Şahsiyetimiz bedenimizle değil ruhumuzda olduğu için kalır. On yaşında bir insana tokat atsak ve kaçsak, o kişi bizi yetmiş yaşında bulsa bile intikam almak isteyecektir. Biz şunu söyleyemeyiz: Son 60 yılda vücudumun bütün hücreleri defalarca değişti ve artık başka biriyim. Bu yüzden artık intikam peşinde koşmamalısın. Şahıs şöyle derdi: Bedenin ve hücren umurumda değil. Yüzüme tokat atan kişi sensin.
Bu örnek vücuttaki değişikliklerle şahsiyetinin değişmediğini açıkça göstermektedir. Tıpkı araba çalıp sonra elbisesini ve arabasını değiştirip kaçan bir kimse, tutuklanınca: Arabam, elbisem değişti, o halde hırsız ben değilim diyemez.
Bazen biliçsizce söylediğimiz cümlelerle ruhun ölümsüzlüğünü kabul etmiş oluruz.
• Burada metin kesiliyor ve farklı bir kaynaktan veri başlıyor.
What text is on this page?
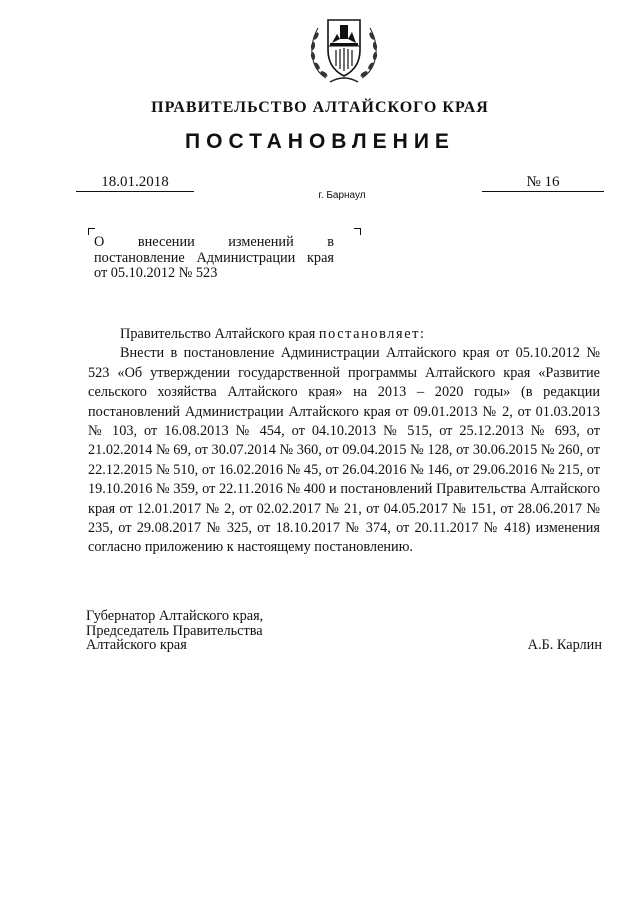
ПРАВИТЕЛЬСТВО АЛТАЙСКОГО КРАЯ
ПОСТАНОВЛЕНИЕ
18.01.2018	№ 16
г. Барнаул
О внесении изменений в постановление Администрации края от 05.10.2012 № 523

Правительство Алтайского края постановляет:

Внести в постановление Администрации Алтайского края от 05.10.2012 № 523 «Об утверждении государственной программы Алтайского края «Развитие сельского хозяйства Алтайского края» на 2013 – 2020 годы» (в редакции постановлений Администрации Алтайского края от 09.01.2013 № 2, от 01.03.2013 № 103, от 16.08.2013 № 454, от 04.10.2013 № 515, от 25.12.2013 № 693, от 21.02.2014 № 69, от 30.07.2014 № 360, от 09.04.2015 № 128, от 30.06.2015 № 260, от 22.12.2015 № 510, от 16.02.2016 № 45, от 26.04.2016 № 146, от 29.06.2016 № 215, от 19.10.2016 № 359, от 22.11.2016 № 400 и постановлений Правительства Алтайского края от 12.01.2017 № 2, от 02.02.2017 № 21, от 04.05.2017 № 151, от 28.06.2017 № 235, от 29.08.2017 № 325, от 18.10.2017 № 374, от 20.11.2017 № 418) изменения согласно приложению к настоящему постановлению.

Губернатор Алтайского края,
Председатель Правительства
Алтайского края	А.Б. Карлин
Kur’an ve hadislerde bu değişikliklerin ruhta değil bedende olacağı ele alınmaktadır. Zümer suresi 42. ayeti: “Allah, ölüm vakitleri geldiğinde insanları vefat ettirir, ölmeyenleri de uykularında ölmüş gibi yapar. “
Secde suresi 11. ayeti: “De ki: “Sizin için görevlendirilmiş bulunan ölüm meleği canınızı alacak, sonra rabbinize döndürüleceksiniz.”
Kur’an’da ruh ve can hakkında 14 defa “almak” kelimesi geçmektedir. Bu, ruhun değişmeyen ve ölümsüz olduğu, bedenin ise öldükten sonra da kabirde çürüdüğü anlamına gelir.
Kur’an’da ruhun bekasına dair bir başka delil ölüyü selamlamaya işaret eden ayetlerdir:
Sâffât suresi 79. ayet: “Bütün âlemlerde ona selâm olsun!”
Sâffât suresi 109. ayet: “Onun hakkında, “İbrâhim’e selâm olsun!” ifadesini sonradan gelen nesiller arasında devam ettirdik.”
Sâffât suresi 120. ayeti: “Ve onların hakkında, “Mûsâ ve Hârûn’a selâm olsun!” ifadesini sonradan gelen nesiller arasında devam ettirdik.”
Ayrıca Peygamber Efendimiz (s.a.v.) ve Masum İmamlardan (a.s.) çeşitli bağlamlarda, insanın ölümüyle birlikte ruhunun ölmeyeceğini, hayatta kalacağını Allah, melekler ve diğerleri tarafından muhatap alındığını gösteren birçok hadis vardır.
Bu konu için birkaç örnek vereceğiz:
-Peygamber Efendimiz (s.a.v) bazen mezarlığa gider ve ölülerle konuşurdu.
- Bedir savaşında öldürülen kâfirlerin cesetleri kuyuya atılır. Allah’ın Resulü kuyunun başına gelerek onlara seslenir ve konuşur. Sahabe hazrete onların duyup duymadıklarını sorar. Hazret “ Siz beni onlardan fazla duyamazsınız” der.
-Hz Ali (a.s) Peygamber Efendimiz (s.a.v) ve Hz Fatıma’yı defnederken onlarla konuşuyordu.
-Hz Ali (a.s) Cemel savaşının sonunda Kaab b. Ahbar’ın bedenini kaldırarak onunla konuştu. Onun duyup duymadığı sorulduğunda evet diye cevap verdi.
Kur’an ayetleri ve rivayetlerde ruhun ölümsüz olduğu insan bedeninin ölümü ve çürümesiyle ruhun yok olmayacağı teyit edilmektedir.
Muhsin Kıraati’nin İnanç İlkeleri (Mead) adlı kitabından alıntıdır.